Descompuesto, asqueado por las palabras de Laüme y sin embargo incapaz de sustraerme a su influencia, entré detrás de ella hasta el corazón de la casa de los muertos. En una vasta sala glacial, vivamente iluminada con luz de gas, nos mezclamos con el gentío dispar que acudía en brisca de emociones repugnantes. Una pasarela metálica con barreras separaba dos hileras de mesas de mármol negro sobre las que reposaban los cuerpos, con la cabeza levantada por una almohada de granito. Bajo las camas de piedra, unos cajones metálicos contenían enormes bloques de hielo destinados a retrasar lo más posible la putrefacción de la carne. Lo que veía era una sucesión de monstruosidades que me obligaba a menudo a bajar la mirada. Laüme me tomaba del brazo y parecía exaltarse ante la visión de aquellas carroñas inmundas. Por sus venas corría todavía algo del necrófago Yohav: ¿cómo explicar si no los escalofríos de éxtasis que yo veía nacer en su piel? ¿Cómo entender los gruñidos de placer que emitía al contemplar un rostro hundido por la rueda de una calesa o un torso aplastado por la quilla de un barco?

– Ven -me dijo al final de nuestra penosa marcha por la galería-. Conozco un lugar mejor aún.

Sin dejar de colgarse de mi brazo, me arrastró a un pasillo poco frecuentado. Llamó a una puerta vidriada y apareció un hombre en bata que la conocía y que nos condujo al ala del edificio donde se depositaban los cadáveres recién recogidos. Era un privilegio adquirido a buen precio el poder asistir a la llegada de esos cuerpos. En menos de una hora, vimos llegar tres o cuatro despojos cuyas heridas supuraban aún, cuya piel estaba tibia y cuyos miembros aún no habían sido presa de la rigidez cadavérica.

– Percibo el poco de alma que les queda -dijo Laüme, anhelante-. Ella me habla, me cuenta su aventura y su miseria… y a veces también me revela secretos. Te enseñaré a verlas y a escucharlas.

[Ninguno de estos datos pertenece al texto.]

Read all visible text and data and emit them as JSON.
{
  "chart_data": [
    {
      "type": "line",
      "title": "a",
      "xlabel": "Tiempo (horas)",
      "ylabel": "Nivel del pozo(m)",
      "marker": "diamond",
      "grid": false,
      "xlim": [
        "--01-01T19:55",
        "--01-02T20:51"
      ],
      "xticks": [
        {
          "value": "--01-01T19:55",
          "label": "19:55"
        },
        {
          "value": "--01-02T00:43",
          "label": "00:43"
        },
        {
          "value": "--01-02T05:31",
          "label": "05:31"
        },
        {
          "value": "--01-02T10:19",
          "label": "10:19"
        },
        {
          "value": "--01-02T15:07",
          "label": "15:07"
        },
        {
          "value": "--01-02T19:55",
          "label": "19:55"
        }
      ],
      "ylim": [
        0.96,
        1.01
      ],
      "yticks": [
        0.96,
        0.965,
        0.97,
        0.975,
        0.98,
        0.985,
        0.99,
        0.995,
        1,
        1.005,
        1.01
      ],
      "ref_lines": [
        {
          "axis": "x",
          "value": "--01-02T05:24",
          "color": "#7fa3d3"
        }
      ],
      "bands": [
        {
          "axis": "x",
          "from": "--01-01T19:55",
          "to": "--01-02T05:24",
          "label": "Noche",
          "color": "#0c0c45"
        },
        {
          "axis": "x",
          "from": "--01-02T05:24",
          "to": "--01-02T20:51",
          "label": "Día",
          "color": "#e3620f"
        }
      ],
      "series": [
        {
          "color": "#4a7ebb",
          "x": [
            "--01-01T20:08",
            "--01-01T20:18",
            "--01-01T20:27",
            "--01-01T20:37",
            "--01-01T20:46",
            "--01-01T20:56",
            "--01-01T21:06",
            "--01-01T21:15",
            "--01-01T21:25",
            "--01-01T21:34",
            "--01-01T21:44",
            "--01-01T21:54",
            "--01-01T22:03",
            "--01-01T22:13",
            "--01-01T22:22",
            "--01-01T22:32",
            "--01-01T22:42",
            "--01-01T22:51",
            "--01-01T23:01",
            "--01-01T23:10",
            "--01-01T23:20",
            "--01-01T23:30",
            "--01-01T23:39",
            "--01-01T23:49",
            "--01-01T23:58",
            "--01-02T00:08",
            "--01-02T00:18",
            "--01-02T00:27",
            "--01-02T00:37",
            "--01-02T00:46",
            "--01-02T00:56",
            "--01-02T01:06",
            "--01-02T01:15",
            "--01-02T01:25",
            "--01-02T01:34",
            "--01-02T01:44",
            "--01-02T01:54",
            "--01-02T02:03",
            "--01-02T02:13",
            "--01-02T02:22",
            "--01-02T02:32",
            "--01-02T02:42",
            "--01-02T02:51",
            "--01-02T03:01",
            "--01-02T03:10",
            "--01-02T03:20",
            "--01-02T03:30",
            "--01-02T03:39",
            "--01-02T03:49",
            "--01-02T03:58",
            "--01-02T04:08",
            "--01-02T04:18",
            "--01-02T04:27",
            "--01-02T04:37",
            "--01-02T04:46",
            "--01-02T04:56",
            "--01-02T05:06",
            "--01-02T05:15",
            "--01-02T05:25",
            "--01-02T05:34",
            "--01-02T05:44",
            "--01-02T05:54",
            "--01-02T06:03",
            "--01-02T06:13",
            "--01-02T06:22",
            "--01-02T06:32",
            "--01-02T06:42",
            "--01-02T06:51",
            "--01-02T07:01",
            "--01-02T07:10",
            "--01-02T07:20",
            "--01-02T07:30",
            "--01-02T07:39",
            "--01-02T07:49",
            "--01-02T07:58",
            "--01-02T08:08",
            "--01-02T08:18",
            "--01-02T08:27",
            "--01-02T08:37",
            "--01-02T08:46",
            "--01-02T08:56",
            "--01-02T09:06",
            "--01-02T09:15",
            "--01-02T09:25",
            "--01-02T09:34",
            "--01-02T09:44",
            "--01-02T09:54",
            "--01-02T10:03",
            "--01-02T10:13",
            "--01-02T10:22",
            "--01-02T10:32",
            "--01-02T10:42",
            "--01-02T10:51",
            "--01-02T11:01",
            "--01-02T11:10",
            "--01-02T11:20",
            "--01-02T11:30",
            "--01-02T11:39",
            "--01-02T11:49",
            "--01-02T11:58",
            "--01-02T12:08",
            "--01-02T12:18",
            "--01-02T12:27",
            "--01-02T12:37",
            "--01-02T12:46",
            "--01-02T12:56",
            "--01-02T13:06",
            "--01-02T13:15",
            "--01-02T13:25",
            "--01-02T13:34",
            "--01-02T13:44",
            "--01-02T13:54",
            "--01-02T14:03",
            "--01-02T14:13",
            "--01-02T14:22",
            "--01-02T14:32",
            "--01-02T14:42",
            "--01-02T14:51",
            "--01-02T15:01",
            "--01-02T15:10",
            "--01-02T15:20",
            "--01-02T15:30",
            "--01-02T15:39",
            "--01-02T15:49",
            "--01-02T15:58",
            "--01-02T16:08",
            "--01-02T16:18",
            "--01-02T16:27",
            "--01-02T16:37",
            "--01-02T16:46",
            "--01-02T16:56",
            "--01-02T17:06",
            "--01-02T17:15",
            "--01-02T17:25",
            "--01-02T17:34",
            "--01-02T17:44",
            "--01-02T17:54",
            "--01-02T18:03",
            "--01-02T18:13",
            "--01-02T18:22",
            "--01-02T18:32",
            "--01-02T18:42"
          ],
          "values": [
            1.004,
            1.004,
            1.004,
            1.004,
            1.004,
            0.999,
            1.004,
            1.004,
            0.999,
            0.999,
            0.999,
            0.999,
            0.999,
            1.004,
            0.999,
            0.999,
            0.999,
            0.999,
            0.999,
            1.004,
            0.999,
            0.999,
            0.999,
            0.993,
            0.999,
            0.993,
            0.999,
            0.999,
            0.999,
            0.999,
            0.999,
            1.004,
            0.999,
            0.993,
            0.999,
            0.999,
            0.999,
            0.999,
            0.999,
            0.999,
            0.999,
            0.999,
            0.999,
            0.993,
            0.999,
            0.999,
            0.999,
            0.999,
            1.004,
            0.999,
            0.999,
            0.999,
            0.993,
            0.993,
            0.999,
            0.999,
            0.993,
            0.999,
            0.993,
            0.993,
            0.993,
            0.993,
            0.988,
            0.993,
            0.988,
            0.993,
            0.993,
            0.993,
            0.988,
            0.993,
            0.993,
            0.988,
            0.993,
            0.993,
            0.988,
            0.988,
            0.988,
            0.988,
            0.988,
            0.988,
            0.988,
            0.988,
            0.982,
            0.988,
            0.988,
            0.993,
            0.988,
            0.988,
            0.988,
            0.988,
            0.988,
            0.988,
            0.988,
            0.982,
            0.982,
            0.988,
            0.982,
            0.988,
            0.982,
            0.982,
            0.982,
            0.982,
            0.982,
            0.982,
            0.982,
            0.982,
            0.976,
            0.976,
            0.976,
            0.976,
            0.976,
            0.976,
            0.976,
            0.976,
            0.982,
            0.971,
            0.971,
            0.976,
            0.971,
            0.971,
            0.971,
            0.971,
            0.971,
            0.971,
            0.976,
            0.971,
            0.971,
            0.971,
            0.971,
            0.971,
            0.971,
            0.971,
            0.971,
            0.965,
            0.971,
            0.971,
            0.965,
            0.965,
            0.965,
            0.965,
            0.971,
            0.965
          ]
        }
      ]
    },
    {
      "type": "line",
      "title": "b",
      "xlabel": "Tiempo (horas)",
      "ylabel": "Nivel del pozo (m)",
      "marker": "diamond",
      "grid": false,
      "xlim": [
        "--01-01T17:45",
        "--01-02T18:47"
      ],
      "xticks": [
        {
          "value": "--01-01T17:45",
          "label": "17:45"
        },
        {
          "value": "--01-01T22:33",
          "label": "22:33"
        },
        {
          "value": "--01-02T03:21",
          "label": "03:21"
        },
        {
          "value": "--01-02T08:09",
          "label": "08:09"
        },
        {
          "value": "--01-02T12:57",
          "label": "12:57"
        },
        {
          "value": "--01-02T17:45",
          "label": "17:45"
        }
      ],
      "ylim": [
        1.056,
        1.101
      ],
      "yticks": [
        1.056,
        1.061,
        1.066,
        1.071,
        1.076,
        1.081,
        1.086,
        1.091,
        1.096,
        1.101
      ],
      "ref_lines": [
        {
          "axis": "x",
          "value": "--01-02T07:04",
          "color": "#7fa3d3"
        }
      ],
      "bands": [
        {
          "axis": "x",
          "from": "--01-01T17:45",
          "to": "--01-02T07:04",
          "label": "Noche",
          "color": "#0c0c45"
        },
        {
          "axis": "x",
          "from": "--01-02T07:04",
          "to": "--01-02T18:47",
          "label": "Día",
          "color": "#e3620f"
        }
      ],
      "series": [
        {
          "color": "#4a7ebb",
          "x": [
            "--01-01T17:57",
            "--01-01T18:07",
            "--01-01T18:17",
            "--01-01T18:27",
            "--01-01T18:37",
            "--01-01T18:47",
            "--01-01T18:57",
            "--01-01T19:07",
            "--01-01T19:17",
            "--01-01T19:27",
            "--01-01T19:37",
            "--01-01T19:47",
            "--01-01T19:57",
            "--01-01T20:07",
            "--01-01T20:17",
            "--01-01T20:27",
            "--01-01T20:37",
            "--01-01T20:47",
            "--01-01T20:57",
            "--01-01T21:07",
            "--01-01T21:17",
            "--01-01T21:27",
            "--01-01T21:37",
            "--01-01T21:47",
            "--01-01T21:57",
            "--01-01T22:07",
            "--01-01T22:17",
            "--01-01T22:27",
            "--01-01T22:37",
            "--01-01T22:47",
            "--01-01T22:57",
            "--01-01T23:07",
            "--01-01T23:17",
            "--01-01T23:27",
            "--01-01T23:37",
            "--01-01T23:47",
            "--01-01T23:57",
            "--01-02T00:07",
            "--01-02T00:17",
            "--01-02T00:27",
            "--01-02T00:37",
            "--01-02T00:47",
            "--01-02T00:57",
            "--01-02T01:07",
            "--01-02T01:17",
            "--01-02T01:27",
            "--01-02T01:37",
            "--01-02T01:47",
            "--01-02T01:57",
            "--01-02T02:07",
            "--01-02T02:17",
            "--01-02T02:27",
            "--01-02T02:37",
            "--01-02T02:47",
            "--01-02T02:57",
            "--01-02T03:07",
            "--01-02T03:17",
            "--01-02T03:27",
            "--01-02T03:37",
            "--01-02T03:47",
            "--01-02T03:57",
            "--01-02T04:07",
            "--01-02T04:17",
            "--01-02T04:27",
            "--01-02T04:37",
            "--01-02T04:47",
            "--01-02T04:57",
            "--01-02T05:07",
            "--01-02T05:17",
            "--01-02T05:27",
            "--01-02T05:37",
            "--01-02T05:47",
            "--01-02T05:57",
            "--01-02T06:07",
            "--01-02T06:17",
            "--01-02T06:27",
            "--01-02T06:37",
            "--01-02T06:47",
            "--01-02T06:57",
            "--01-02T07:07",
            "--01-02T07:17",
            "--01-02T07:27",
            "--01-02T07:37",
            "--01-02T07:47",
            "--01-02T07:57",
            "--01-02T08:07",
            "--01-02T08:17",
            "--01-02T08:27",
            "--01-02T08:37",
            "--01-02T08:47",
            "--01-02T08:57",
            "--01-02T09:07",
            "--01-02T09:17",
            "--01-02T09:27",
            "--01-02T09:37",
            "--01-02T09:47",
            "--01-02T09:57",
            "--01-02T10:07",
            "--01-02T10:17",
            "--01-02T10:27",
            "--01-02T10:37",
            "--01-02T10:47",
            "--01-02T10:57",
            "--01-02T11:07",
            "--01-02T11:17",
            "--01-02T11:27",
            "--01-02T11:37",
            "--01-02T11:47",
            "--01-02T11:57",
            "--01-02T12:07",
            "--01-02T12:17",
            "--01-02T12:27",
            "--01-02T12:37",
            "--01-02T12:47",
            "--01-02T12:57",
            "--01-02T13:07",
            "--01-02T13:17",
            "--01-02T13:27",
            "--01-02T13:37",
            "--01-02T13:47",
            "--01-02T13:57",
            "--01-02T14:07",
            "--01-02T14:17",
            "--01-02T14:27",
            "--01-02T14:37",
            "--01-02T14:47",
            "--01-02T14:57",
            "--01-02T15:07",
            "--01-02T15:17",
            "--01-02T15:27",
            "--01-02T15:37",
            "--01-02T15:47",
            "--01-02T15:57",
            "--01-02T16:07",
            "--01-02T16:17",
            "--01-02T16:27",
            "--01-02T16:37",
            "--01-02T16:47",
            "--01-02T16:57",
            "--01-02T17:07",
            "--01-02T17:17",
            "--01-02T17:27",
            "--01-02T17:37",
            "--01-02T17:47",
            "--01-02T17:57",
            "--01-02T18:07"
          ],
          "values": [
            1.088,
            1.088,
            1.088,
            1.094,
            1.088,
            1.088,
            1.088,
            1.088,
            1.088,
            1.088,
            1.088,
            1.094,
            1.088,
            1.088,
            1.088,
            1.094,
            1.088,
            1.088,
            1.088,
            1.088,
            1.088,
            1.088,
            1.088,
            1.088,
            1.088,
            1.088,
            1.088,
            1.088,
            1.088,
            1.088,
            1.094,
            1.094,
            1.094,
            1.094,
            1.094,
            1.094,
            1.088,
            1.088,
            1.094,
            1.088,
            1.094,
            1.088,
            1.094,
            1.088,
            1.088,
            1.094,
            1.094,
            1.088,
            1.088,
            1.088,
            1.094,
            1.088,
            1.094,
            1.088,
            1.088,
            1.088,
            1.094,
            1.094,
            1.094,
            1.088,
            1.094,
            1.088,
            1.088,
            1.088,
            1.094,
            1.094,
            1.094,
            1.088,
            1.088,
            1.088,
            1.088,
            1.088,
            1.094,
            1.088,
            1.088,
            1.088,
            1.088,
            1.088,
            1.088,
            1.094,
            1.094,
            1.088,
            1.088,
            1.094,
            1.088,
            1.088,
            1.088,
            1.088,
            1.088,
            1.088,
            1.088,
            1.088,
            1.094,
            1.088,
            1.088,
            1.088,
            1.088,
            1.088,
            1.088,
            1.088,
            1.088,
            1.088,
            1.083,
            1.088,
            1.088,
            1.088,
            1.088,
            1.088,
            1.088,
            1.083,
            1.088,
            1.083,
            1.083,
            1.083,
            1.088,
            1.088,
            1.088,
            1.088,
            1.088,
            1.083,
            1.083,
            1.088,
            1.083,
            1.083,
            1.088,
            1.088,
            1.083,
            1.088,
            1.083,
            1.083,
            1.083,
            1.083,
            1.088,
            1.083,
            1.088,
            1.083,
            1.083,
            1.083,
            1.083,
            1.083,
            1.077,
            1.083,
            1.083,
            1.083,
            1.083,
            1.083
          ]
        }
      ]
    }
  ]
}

Aquello era demasiado para mí. La cabeza me daba vueltas, mariposas de luz aleteaban en mi retina. Me deshice bruscamente de la presa de Laüme y salí casi corriendo de aquel lugar sórdido. Necesitaba aire.

El frío de la noche mi hizo bien. Acodado en el parapeto, el estómago encogido y el espíritu confuso, sentí que una mano fresca se posaba suavemente en mi nuca.

– La muerte te da miedo, ¿verdad, Dalibor?

La voz de Laüme era suave como la de una madre. La histeria mórbida parecía haberla abandonado. Me volví hacia ella. Su rostro había recuperado la calma. Me parecía verla como el primer día de nuestra unión, cuando yo no había mostrado aún mi impotencia, cuando ella me creía tan fuerte como Galjero y esperaba que fuera tan intrépido como Dragoncino.